Experimental and numerical study of electrically driven magnetohydrodynamic flow in a modified cylindrical annulus. I. Base flow

Abstract

Shear layers in confined liquid metal magnetohydrodynamic (MHD) flow play an important role in geo- and astrophysical bodies as well as in engineering applications. We present an experimental and numerical study of liquid metal MHD flow in a modified cylindrical annulus that is driven by an azimuthal Lorentz force resulting from a forced electric current under an imposed axial magnetic field. Hartmann and Reynolds numbers reach Mmax ≈ 2000 and Remax ≈ 1.3 × 104, respectively, in the steady regime. The peculiarity of our model geometry is the protruding inner disk electrode which gives rise to a free Shercliff layer at its edge.

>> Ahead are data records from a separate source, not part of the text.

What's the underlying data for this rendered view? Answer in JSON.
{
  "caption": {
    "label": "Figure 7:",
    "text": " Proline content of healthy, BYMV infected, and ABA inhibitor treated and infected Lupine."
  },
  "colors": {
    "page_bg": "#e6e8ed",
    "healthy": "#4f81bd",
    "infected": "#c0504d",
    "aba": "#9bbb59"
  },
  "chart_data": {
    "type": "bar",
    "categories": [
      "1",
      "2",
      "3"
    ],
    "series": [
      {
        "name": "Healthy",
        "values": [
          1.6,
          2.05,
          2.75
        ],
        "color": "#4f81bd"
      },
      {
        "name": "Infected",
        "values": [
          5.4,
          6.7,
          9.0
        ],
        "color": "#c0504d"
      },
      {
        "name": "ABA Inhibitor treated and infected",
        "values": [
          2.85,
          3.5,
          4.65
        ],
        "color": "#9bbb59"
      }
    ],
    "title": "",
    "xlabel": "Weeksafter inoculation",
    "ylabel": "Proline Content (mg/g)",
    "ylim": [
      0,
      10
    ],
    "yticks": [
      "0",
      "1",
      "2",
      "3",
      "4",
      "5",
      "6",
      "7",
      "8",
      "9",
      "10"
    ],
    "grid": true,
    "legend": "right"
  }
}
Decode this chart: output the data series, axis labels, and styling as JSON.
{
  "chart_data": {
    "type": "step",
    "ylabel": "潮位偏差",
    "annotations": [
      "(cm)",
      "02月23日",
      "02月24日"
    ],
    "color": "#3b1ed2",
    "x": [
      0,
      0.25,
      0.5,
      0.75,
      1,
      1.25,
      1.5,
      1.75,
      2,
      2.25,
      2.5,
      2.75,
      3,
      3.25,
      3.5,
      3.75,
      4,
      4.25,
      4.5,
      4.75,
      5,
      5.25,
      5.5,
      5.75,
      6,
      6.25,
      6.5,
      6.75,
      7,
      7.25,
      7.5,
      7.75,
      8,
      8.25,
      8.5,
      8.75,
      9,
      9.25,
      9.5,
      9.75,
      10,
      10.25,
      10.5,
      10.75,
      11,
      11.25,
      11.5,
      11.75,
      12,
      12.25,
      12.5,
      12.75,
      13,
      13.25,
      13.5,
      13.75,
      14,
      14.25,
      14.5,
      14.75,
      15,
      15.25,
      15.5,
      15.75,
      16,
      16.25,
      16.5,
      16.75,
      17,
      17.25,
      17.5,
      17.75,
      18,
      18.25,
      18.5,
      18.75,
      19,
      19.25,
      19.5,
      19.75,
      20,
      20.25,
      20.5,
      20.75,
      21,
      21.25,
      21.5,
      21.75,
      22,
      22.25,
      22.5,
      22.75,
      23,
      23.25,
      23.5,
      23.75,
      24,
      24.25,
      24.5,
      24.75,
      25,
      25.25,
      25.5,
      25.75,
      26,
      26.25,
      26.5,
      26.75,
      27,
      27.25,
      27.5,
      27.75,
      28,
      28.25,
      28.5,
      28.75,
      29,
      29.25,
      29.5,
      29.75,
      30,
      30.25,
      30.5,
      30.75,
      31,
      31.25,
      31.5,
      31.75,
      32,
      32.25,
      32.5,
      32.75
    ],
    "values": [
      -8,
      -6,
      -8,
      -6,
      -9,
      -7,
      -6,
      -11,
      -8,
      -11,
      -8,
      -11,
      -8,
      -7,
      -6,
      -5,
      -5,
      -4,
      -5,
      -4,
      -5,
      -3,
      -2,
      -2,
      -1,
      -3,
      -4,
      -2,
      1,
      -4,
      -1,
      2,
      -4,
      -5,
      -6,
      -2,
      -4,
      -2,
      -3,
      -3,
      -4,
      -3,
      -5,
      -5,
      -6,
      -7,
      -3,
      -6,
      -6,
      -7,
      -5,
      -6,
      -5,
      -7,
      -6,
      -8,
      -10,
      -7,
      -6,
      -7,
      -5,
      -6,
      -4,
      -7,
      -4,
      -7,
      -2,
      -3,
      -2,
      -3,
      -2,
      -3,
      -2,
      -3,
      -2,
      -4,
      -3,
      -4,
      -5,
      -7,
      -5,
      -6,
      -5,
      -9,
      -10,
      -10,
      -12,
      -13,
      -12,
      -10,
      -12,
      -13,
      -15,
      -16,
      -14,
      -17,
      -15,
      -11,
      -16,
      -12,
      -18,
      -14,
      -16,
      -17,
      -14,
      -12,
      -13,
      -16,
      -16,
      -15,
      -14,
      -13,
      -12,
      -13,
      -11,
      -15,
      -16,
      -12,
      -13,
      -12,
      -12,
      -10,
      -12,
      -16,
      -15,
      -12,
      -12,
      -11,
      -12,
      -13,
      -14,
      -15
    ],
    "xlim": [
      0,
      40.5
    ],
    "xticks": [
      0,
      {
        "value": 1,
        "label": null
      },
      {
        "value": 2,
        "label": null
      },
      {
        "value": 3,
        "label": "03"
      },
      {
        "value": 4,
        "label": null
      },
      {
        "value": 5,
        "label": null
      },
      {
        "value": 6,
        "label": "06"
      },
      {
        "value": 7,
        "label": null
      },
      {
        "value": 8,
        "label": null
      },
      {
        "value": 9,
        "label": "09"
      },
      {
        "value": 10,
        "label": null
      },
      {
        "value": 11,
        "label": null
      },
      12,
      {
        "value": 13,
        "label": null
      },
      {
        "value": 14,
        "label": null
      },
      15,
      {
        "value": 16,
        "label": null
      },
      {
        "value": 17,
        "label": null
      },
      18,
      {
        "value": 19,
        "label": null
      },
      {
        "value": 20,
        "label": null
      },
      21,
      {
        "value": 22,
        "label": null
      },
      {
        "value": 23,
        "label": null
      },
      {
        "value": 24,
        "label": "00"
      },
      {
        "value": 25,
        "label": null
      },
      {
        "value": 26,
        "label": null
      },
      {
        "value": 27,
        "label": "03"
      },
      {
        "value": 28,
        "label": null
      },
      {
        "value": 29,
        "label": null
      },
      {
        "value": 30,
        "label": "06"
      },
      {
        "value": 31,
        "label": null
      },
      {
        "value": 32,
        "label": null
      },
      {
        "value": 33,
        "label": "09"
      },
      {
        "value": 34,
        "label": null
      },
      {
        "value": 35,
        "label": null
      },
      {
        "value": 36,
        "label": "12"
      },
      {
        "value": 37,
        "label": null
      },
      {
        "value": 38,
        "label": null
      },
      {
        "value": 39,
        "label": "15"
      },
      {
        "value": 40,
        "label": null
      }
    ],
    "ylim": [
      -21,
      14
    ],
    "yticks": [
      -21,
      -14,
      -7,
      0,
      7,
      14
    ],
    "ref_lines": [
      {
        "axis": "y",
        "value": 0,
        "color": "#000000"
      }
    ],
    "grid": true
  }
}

The flow of liquid GaInSn in the experimental device ZUCCHINI (ZUrich Cylindrical CHannel INstability Investigation) is probed with ultrasound Doppler velocimetry. We establish the base flow in ZUCCHINI and study the scaling of velocities and the free Shercliff layer in both experiment and finite element simulations. Experiment and numerics agree well on the mean azimuthal velocity uϕ(r) following the prediction of a large-M theoretical model. The large-M limit, which is equivalent to neglecting inertial effects, appears to be reached for M ≳ 30 in our study. In the numerics, we recover the theoretical scaling of the free Shercliff layer δS ∼ M−1/2 whereas δS appears to be largely independent of M in the experiment.